Gestalt-thérapie & Spiritualité

Page du trimestre

3eme trimestre 2021

LA CULTURE DE L'OBEISSANCE

Article de Hélène Bonis-Montoyat

 

Obeissance

Comment aujourd'hui exprimer sa colère, son ras-le-bol, ses saturations, son indignation quand les chiffres de la culture de l'obéissance demandée au nom des résultats sanitaires sont présentés comme étant une fin en soi?

Au nom de quelles causes est-il possible de restreindre nos libertés dans une démocratie qui inscrit la liberté au fronton de ses mairies? Aujourd'hui, soit le.la citoyen.ne s'adapte aux mesures sanitaires, soit il.elle est stigmatisé.e au mieux comme un.e mauvais.e élève au pire comme de dangereux énergumènes. C'est pour le moins me semble-t-il une vision binaire qui ne correspond pas à l'importance des enjeux.

Ce qui me préoccupe, c'est que sous prétexte de "santé" l'obéissance soit réclamée. Et tenue à l'écart " la santé mentale." Sous prétexte de gestion médicale, sont appliqués des outils de gestion sanitaire biologique sans grande préoccupation des conséquences humaines, sociales, sans prise en compte des répercussions psychologiques et financières, pourtant violentes, dont témoignent hélas les suicides d'étudiant.e.s à Lyon, Nîmes, Montpellier, La Rochelle, Strasbourg et aussi d'artisans et de commerçant.e.s.

Qui ignore encore au "Conseil scientifique de défense" qu'une personne humaine a besoin d'exister en tant que Sujet? La production de symptômes est visible et entendable comme des cris d'alarmes, depuis maintenant plus d'un an, Au Sujet sans reconnaissance d'existence, il reste le titre de mort-vivant.

Nous avons le recul nécessaire pour noter les conséquences du retrait social, et du confinement qui nous menace : isolement physique, affectif, psychique, émotionnel, manques d'espaces, libertés restreintes, médiations culturelles rognées. 

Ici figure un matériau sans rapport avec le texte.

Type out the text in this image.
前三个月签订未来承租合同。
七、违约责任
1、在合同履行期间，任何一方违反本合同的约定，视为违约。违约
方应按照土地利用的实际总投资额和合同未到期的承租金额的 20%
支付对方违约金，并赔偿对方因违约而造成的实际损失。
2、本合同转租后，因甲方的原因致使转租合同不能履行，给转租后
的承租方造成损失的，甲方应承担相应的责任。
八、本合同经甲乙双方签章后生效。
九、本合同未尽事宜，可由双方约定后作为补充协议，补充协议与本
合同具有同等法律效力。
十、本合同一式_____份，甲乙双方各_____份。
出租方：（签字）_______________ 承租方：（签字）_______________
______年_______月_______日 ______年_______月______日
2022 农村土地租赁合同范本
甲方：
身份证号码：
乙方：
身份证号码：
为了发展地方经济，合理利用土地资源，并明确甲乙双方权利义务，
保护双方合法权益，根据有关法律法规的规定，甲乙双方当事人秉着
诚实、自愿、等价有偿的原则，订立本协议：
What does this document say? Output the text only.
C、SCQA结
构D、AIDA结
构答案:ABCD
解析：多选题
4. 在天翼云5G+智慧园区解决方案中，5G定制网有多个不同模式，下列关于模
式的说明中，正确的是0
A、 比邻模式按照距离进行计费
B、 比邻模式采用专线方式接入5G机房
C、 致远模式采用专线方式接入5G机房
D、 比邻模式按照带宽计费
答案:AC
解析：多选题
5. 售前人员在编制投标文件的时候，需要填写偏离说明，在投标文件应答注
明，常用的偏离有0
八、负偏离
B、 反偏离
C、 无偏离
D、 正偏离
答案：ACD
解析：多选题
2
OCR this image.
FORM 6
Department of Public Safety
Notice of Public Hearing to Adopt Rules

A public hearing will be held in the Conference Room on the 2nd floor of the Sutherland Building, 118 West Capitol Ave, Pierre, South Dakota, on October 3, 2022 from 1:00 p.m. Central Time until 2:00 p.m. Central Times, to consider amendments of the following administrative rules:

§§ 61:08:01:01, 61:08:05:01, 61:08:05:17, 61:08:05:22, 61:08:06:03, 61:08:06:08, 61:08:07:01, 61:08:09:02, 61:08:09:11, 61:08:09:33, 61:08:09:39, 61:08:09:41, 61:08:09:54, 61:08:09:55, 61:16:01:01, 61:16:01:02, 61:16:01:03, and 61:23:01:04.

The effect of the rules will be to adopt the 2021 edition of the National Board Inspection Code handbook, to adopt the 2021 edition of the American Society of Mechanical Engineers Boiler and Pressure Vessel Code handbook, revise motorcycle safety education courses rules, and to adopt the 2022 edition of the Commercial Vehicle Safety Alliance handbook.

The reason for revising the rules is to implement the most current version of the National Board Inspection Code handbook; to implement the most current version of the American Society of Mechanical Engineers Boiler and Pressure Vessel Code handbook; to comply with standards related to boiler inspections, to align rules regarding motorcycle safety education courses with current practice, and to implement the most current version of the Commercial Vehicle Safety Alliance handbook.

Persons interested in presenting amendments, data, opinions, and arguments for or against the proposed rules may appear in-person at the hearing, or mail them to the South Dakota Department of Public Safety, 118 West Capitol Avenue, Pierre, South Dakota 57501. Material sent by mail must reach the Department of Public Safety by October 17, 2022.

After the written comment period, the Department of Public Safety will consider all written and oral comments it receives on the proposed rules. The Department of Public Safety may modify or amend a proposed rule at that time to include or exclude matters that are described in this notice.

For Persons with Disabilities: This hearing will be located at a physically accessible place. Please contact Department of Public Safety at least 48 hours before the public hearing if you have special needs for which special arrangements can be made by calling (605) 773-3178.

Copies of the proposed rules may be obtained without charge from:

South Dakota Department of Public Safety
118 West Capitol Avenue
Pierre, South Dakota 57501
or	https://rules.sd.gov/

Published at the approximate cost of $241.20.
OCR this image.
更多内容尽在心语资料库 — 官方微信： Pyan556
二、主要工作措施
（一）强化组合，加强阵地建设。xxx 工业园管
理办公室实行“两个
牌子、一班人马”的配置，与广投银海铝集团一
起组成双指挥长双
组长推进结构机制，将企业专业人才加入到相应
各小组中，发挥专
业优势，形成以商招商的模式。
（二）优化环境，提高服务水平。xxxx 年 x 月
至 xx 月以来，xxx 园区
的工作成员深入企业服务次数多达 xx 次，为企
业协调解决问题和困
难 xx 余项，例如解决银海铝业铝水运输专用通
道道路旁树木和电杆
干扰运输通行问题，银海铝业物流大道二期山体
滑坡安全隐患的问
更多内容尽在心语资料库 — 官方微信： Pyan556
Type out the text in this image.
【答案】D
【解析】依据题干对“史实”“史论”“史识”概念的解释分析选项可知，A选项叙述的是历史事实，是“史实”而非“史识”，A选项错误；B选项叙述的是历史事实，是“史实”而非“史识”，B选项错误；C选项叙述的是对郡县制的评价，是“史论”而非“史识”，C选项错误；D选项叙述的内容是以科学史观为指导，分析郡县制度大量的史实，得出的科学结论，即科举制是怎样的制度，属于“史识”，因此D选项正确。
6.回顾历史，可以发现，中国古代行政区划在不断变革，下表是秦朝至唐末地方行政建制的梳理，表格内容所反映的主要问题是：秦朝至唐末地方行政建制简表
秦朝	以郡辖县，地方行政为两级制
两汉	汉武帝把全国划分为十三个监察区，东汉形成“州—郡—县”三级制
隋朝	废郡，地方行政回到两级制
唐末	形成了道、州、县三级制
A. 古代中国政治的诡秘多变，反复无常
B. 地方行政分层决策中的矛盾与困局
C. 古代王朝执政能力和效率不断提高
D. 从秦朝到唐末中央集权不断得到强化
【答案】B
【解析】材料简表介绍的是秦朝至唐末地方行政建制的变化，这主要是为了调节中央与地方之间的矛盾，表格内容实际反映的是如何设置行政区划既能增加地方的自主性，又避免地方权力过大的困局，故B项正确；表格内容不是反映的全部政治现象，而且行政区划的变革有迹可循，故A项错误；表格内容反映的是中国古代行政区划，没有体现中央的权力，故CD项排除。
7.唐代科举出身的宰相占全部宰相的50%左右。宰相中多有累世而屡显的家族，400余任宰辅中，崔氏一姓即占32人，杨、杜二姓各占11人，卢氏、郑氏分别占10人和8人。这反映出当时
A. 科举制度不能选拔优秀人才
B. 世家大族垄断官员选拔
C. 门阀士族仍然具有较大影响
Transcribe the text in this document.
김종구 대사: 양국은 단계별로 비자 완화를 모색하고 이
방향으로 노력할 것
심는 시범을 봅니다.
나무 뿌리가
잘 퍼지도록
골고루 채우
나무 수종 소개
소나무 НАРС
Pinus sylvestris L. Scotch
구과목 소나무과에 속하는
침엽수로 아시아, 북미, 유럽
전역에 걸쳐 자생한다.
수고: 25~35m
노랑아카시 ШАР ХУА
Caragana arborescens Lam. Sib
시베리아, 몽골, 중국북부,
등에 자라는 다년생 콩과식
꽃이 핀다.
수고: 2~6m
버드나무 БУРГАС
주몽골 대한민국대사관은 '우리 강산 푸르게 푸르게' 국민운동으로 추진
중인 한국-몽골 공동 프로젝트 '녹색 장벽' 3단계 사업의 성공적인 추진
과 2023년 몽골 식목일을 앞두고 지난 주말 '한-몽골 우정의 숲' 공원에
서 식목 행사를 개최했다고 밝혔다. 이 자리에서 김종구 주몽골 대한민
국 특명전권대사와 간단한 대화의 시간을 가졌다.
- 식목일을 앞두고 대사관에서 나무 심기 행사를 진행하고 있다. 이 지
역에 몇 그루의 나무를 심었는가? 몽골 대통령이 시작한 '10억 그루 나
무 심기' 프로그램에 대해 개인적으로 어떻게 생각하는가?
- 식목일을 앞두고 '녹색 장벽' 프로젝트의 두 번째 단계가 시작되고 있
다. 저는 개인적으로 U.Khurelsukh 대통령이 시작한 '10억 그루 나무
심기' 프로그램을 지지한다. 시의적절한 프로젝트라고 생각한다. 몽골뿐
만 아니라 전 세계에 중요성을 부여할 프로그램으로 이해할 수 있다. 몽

Les suicides de nos concitoyen.ne.s sont dramatiques. En tant que consultante dans des organisations professionnelles, cela me fait penser aux indicateurs quantifiables de la souffrance au travail quand seuls les indicateurs quantifiés comptent. Et donc a contrario, où tout ce qui n'est pas quantifiable n'existe pas.

Nous savons aujourd'hui après un an de crise sanitaire mondiale que la pression augmente dans les foyers comme dans les entreprises. Autour de moi, j'entends des témoignages poignants sur le non-sens, la soumission à des injonctions paradoxales, la perte de repères culturels partagés (théâtre, concert, fêtes), la disparition de rituels familiaux. Un constat de "à quoi bon" surgit quand se répète un langage métaphorique guerrier : " Nous sommes en guerre! Pour gagner cette guerre, il faut faire des sacrifices!." Et le droit à la différence de pensée et d'action s'amenuise. Comment ne pas interroger une société qui fait du risque individuel une conduite déviante ?  Comme si il y avait d'un côté ceux qui savent et de l'autre les ignorants. Nous sommes nombreux aujourd'hui, dans le champ psychologique et social, à pointer ces dissonances aggravées.

Entre le discours puissant d'une logique sanitaire et le droit à la liberté de choisir ses risques, des inégalités se creusent.      Il y a un écart de plus en plus profond entre ce que l'Etat demande et ce à quoi nous croyons : l'éducation, le droit à la formation partagée, les échanges vivants non dématérialisés, le droit d'aimer, de toucher, de rire, de voir et de prendre soin de ses proches La vie tout entière est un risque. Alors ne confinons pas notre créativité ni notre courage. Prenons le risque de vivre tout en prenant soin les uns des autres.